Tis the season of spring migration and as birds return to their northern summering grounds, I return to my summering grounds in Bettles, Alaska. Located almost 30 miles north of the Arctic Circle, Bettles is a small town on the banks of the Koyukuk River south of the central Brooks Range. Located next to the native village of Evansville, both operate as one town sharing a post office, grocery store, airport and power plant.
As seasonal workers arrive during April and May the population doubles from a mere 25 people to about 50 people. Summer employees work for two air services, a lodge, the National Park Service and the US Fish and Wildlife Service. With the typical small town atmosphere, everybody knows everybody.
A major event for Bettles is the opening of the winter road which connects Bettles to the road system for one to two months every year. During late winter, the snow is plowed from a right-of-way cleared through the spruce forest to create a one-lane road that connects Bettles to the Dalton Highway (also known as the Haul Road) about 40 miles south of Coldfoot.
This connection to the road system is a welcome relief from flying into Fairbanks, which is the only means of going anywhere the rest of the year. Almost everyone makes the five- to six-hour drive into Fairbanks to stock up on groceries, fuel and supplies for the coming year. Shopping for an entire year’s worth of groceries is a shock to the checkbook but it beats paying freight on the airlines which costs around 80 cents a pound. Once spring break-up arrives, the winter road turns to slush and the town is dependent on air transportation once again.
The main reason for Bettles existence today is as a jumping-off point for hikers, rafters and hunters to the Brooks Range, mainly Gates of the Arctic National Park and the Arctic National Wildlife Refuge. However, Bettles’ history hasn’t always been centered on tourism. Bettles began as an airstrip to support airplanes flying to the North Slope and as a stop on the Hickel Highway (an ice road) that brought supplies to the North Slope before the Dalton Highway was built. Now the Hickel Highway is a narrow clearing that acts as a winter trail for snowmachiners and dog mushers to access southern portions of the Brooks Range.

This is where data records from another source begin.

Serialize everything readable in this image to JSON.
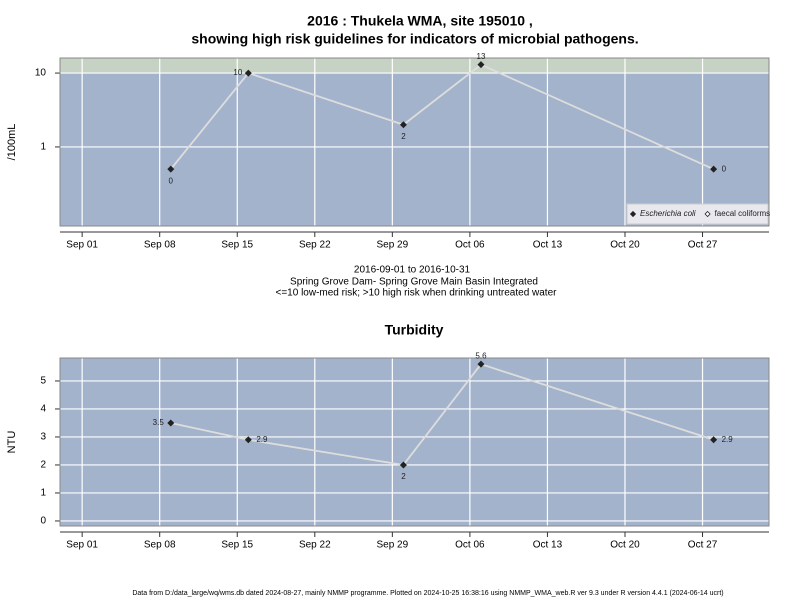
{
  "title": [
    "2016 : Thukela WMA, site 195010 ,",
    "showing high risk guidelines for indicators of microbial pathogens."
  ],
  "notes": [
    "2016-09-01 to 2016-10-31",
    "Spring Grove Dam- Spring Grove Main Basin Integrated",
    "<=10 low-med risk; >10 high risk when drinking untreated water"
  ],
  "footer": "Data from D:/data_large/wq/wms.db dated 2024-08-27, mainly NMMP programme. Plotted on 2024-10-25 16:38:16 using NMMP_WMA_web.R ver 9.3 under R version 4.4.1 (2024-06-14 ucrt)",
  "chart_data": [
    {
      "type": "line",
      "y_label": "/100mL",
      "log_scale": true,
      "grid": true,
      "legend": "bottom-right",
      "background": "#a3b3cc",
      "band_color": "#c6d2c4",
      "high_risk_threshold": 10,
      "x": [
        "Sep 09",
        "Sep 16",
        "Sep 30",
        "Oct 07",
        "Oct 28"
      ],
      "xlim": [
        "Aug 30",
        "Nov 02"
      ],
      "xticks": [
        "Sep 01",
        "Sep 08",
        "Sep 15",
        "Sep 22",
        "Sep 29",
        "Oct 06",
        "Oct 13",
        "Oct 20",
        "Oct 27"
      ],
      "ylim": [
        0.085,
        16
      ],
      "yticks": [
        1,
        10
      ],
      "series": [
        {
          "name": "Escherichia coli",
          "color": "#222222",
          "line_color": "#dddddd",
          "values": [
            0.5,
            10,
            2,
            13,
            0.5
          ],
          "value_labels": [
            "0",
            "10",
            "2",
            "13",
            "0"
          ]
        },
        {
          "name": "faecal coliforms",
          "color": "#222222",
          "line_color": "#dddddd",
          "values": [
            null,
            null,
            null,
            null,
            null
          ]
        }
      ]
    },
    {
      "type": "line",
      "title": "Turbidity",
      "y_label": "NTU",
      "grid": true,
      "background": "#a3b3cc",
      "x": [
        "Sep 09",
        "Sep 16",
        "Sep 30",
        "Oct 07",
        "Oct 28"
      ],
      "xlim": [
        "Aug 30",
        "Nov 02"
      ],
      "xticks": [
        "Sep 01",
        "Sep 08",
        "Sep 15",
        "Sep 22",
        "Sep 29",
        "Oct 06",
        "Oct 13",
        "Oct 20",
        "Oct 27"
      ],
      "ylim": [
        -0.18,
        5.82
      ],
      "yticks": [
        0,
        1,
        2,
        3,
        4,
        5
      ],
      "series": [
        {
          "color": "#222222",
          "line_color": "#dddddd",
          "values": [
            3.5,
            2.9,
            2,
            5.6,
            2.9
          ]
        }
      ]
    }
  ]
}
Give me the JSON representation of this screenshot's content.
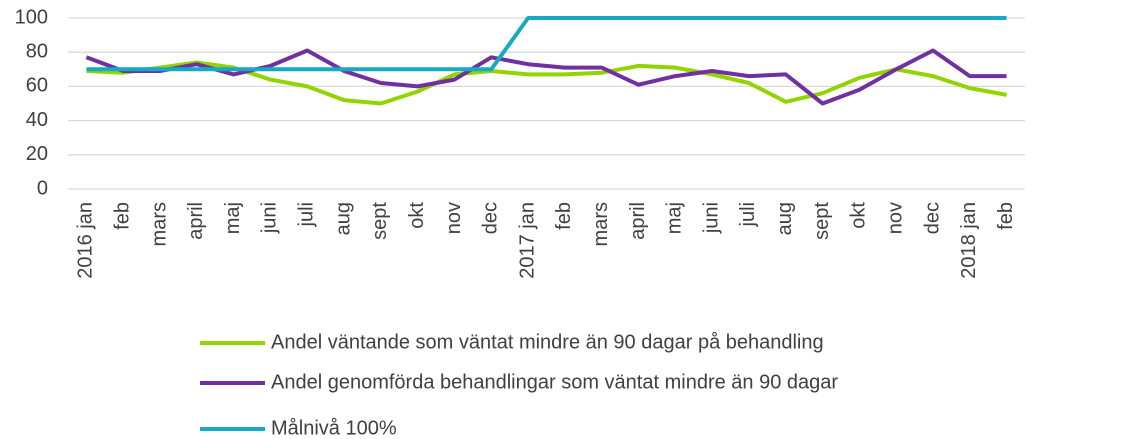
{
  "chart_data": {
    "type": "line",
    "categories": [
      "2016 jan",
      "feb",
      "mars",
      "april",
      "maj",
      "juni",
      "juli",
      "aug",
      "sept",
      "okt",
      "nov",
      "dec",
      "2017 jan",
      "feb",
      "mars",
      "april",
      "maj",
      "juni",
      "juli",
      "aug",
      "sept",
      "okt",
      "nov",
      "dec",
      "2018 jan",
      "feb"
    ],
    "series": [
      {
        "name": "Andel väntande som väntat mindre än 90 dagar på behandling",
        "color": "#92d400",
        "values": [
          69,
          68,
          71,
          74,
          71,
          64,
          60,
          52,
          50,
          57,
          67,
          69,
          67,
          67,
          68,
          72,
          71,
          67,
          62,
          51,
          56,
          65,
          70,
          66,
          59,
          55
        ]
      },
      {
        "name": "Andel genomförda behandlingar som väntat mindre än 90 dagar",
        "color": "#7030a0",
        "values": [
          77,
          69,
          69,
          73,
          67,
          72,
          81,
          69,
          62,
          60,
          64,
          77,
          73,
          71,
          71,
          61,
          66,
          69,
          66,
          67,
          50,
          58,
          70,
          81,
          66,
          66
        ]
      },
      {
        "name": "Målnivå 100%",
        "color": "#17a9c4",
        "values": [
          70,
          70,
          70,
          70,
          70,
          70,
          70,
          70,
          70,
          70,
          70,
          70,
          100,
          100,
          100,
          100,
          100,
          100,
          100,
          100,
          100,
          100,
          100,
          100,
          100,
          100
        ]
      }
    ],
    "ylim": [
      0,
      100
    ],
    "yticks": [
      0,
      20,
      40,
      60,
      80,
      100
    ],
    "grid": true
  }
}
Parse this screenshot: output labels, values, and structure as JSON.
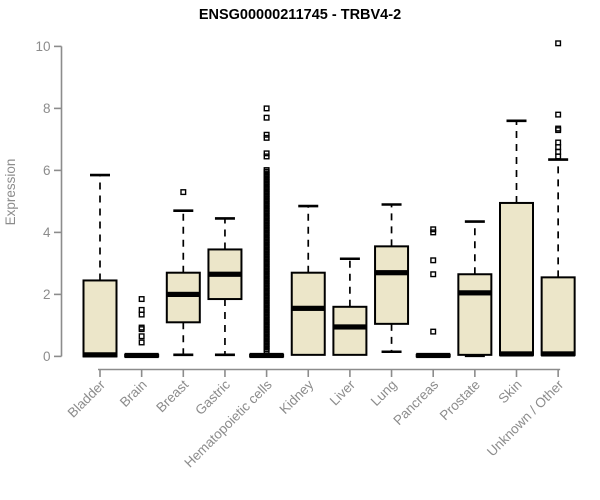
{
  "chart_data": {
    "type": "boxplot",
    "title": "ENSG00000211745 - TRBV4-2",
    "ylabel": "Expression",
    "xlabel": "",
    "ylim": [
      0,
      10
    ],
    "yticks": [
      0,
      2,
      4,
      6,
      8,
      10
    ],
    "grid": false,
    "legend_position": "none",
    "colors": {
      "box_fill": "#ece6c9",
      "box_stroke": "#000000",
      "median": "#000000",
      "whisker": "#000000",
      "axis": "#8c8c8c",
      "text": "#8c8c8c",
      "title": "#000000",
      "background": "#ffffff"
    },
    "categories": [
      "Bladder",
      "Brain",
      "Breast",
      "Gastric",
      "Hematopoietic cells",
      "Kidney",
      "Liver",
      "Lung",
      "Pancreas",
      "Prostate",
      "Skin",
      "Unknown / Other"
    ],
    "boxes": [
      {
        "label": "Bladder",
        "q1": 0,
        "median": 0.05,
        "q3": 2.45,
        "whisker_low": null,
        "whisker_high": 5.85,
        "outliers": []
      },
      {
        "label": "Brain",
        "q1": 0,
        "median": 0.03,
        "q3": 0.05,
        "whisker_low": null,
        "whisker_high": null,
        "outliers": [
          0.45,
          0.65,
          0.88,
          0.93,
          1.35,
          1.5,
          1.85
        ]
      },
      {
        "label": "Breast",
        "q1": 1.1,
        "median": 2.0,
        "q3": 2.7,
        "whisker_low": 0.05,
        "whisker_high": 4.7,
        "outliers": [
          5.3
        ]
      },
      {
        "label": "Gastric",
        "q1": 1.85,
        "median": 2.65,
        "q3": 3.45,
        "whisker_low": 0.05,
        "whisker_high": 4.45,
        "outliers": []
      },
      {
        "label": "Hematopoietic cells",
        "q1": 0,
        "median": 0.03,
        "q3": 0.05,
        "whisker_low": null,
        "whisker_high": null,
        "outliers": [
          6.45,
          6.55,
          7.05,
          7.15,
          7.7,
          8.0
        ],
        "outlier_band": {
          "from": 0.18,
          "to": 6.05,
          "step": 0.055
        }
      },
      {
        "label": "Kidney",
        "q1": 0.05,
        "median": 1.55,
        "q3": 2.7,
        "whisker_low": null,
        "whisker_high": 4.85,
        "outliers": []
      },
      {
        "label": "Liver",
        "q1": 0.05,
        "median": 0.95,
        "q3": 1.6,
        "whisker_low": null,
        "whisker_high": 3.15,
        "outliers": []
      },
      {
        "label": "Lung",
        "q1": 1.05,
        "median": 2.7,
        "q3": 3.55,
        "whisker_low": 0.15,
        "whisker_high": 4.9,
        "outliers": []
      },
      {
        "label": "Pancreas",
        "q1": 0,
        "median": 0.03,
        "q3": 0.05,
        "whisker_low": null,
        "whisker_high": null,
        "outliers": [
          0.8,
          2.65,
          3.1,
          4.0,
          4.1
        ]
      },
      {
        "label": "Prostate",
        "q1": 0.05,
        "median": 2.05,
        "q3": 2.65,
        "whisker_low": 0.02,
        "whisker_high": 4.35,
        "outliers": []
      },
      {
        "label": "Skin",
        "q1": 0.05,
        "median": 0.08,
        "q3": 4.95,
        "whisker_low": null,
        "whisker_high": 7.6,
        "outliers": []
      },
      {
        "label": "Unknown / Other",
        "q1": 0.05,
        "median": 0.08,
        "q3": 2.55,
        "whisker_low": null,
        "whisker_high": 6.35,
        "outliers": [
          6.45,
          6.6,
          6.75,
          6.9,
          7.3,
          7.35,
          7.8,
          10.1
        ]
      }
    ]
  }
}
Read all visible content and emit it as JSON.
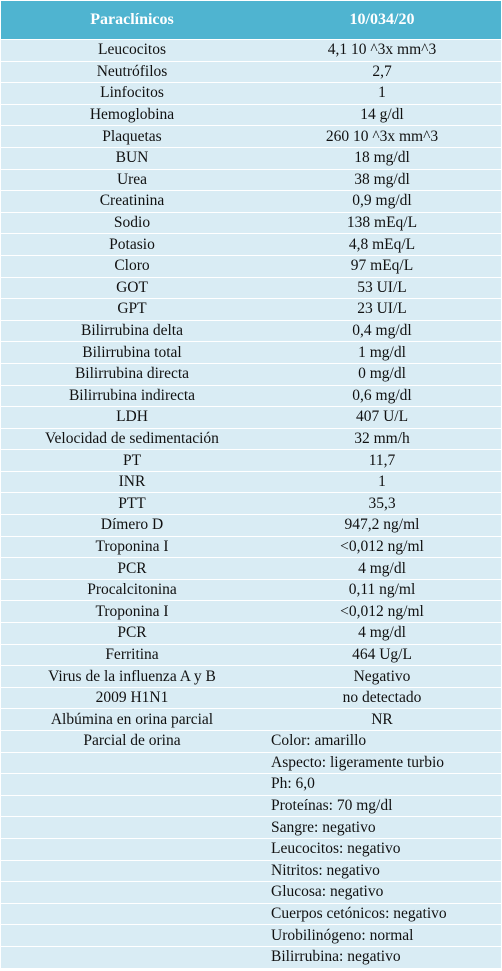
{
  "header": [
    "Paraclínicos",
    "10/034/20"
  ],
  "rows": [
    [
      "Leucocitos",
      "4,1 10 ^3x mm^3"
    ],
    [
      "Neutrófilos",
      "2,7"
    ],
    [
      "Linfocitos",
      "1"
    ],
    [
      "Hemoglobina",
      "14 g/dl"
    ],
    [
      "Plaquetas",
      "260 10 ^3x mm^3"
    ],
    [
      "BUN",
      "18 mg/dl"
    ],
    [
      "Urea",
      "38 mg/dl"
    ],
    [
      "Creatinina",
      "0,9 mg/dl"
    ],
    [
      "Sodio",
      "138 mEq/L"
    ],
    [
      "Potasio",
      "4,8 mEq/L"
    ],
    [
      "Cloro",
      "97 mEq/L"
    ],
    [
      "GOT",
      "53 UI/L"
    ],
    [
      "GPT",
      "23 UI/L"
    ],
    [
      "Bilirrubina delta",
      "0,4 mg/dl"
    ],
    [
      "Bilirrubina total",
      "1 mg/dl"
    ],
    [
      "Bilirrubina directa",
      "0 mg/dl"
    ],
    [
      "Bilirrubina indirecta",
      "0,6 mg/dl"
    ],
    [
      "LDH",
      "407 U/L"
    ],
    [
      "Velocidad de sedimentación",
      "32 mm/h"
    ],
    [
      "PT",
      "11,7"
    ],
    [
      "INR",
      "1"
    ],
    [
      "PTT",
      "35,3"
    ],
    [
      "Dímero D",
      "947,2 ng/ml"
    ],
    [
      "Troponina I",
      "<0,012 ng/ml"
    ],
    [
      "PCR",
      "4 mg/dl"
    ],
    [
      "Procalcitonina",
      "0,11 ng/ml"
    ],
    [
      "Troponina I",
      "<0,012 ng/ml"
    ],
    [
      "PCR",
      "4 mg/dl"
    ],
    [
      "Ferritina",
      "464 Ug/L"
    ],
    [
      "Virus de la influenza A y B",
      "Negativo"
    ],
    [
      "2009 H1N1",
      "no detectado"
    ],
    [
      "Albúmina en orina parcial",
      "NR"
    ]
  ],
  "urine": {
    "label": "Parcial de orina",
    "items": [
      "Color: amarillo",
      "Aspecto: ligeramente turbio",
      "Ph: 6,0",
      "Proteínas: 70 mg/dl",
      "Sangre: negativo",
      "Leucocitos: negativo",
      "Nitritos: negativo",
      "Glucosa: negativo",
      "Cuerpos cetónicos: negativo",
      "Urobilinógeno: normal",
      "Bilirrubina: negativo"
    ]
  }
}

Bettles was a booming town during the hey-day of the oil boom on the North Slope with over a hundred people residing here. There was a school and year-round grocery store. Now the school sits empty since there is only one kid in town and a minimum of ten kids is needed for the school to operate. The grocery store is only open in the summer and occupies half of an ATCO trailer, carrying mainly fresh produce, perishable foods and frozen treats.
Scheduled airplanes come in daily to deliver mail, freight and passengers, with the largest plane carrying nine passengers. As summer comes into full swing, the town becomes a buzz of activity as airplanes constantly come and go under the midnight sun. But as winter descends in late September, the seasonal workers head south to warmer grounds while the hardy residents endure the cold, long, dark winter above the Arctic Circle.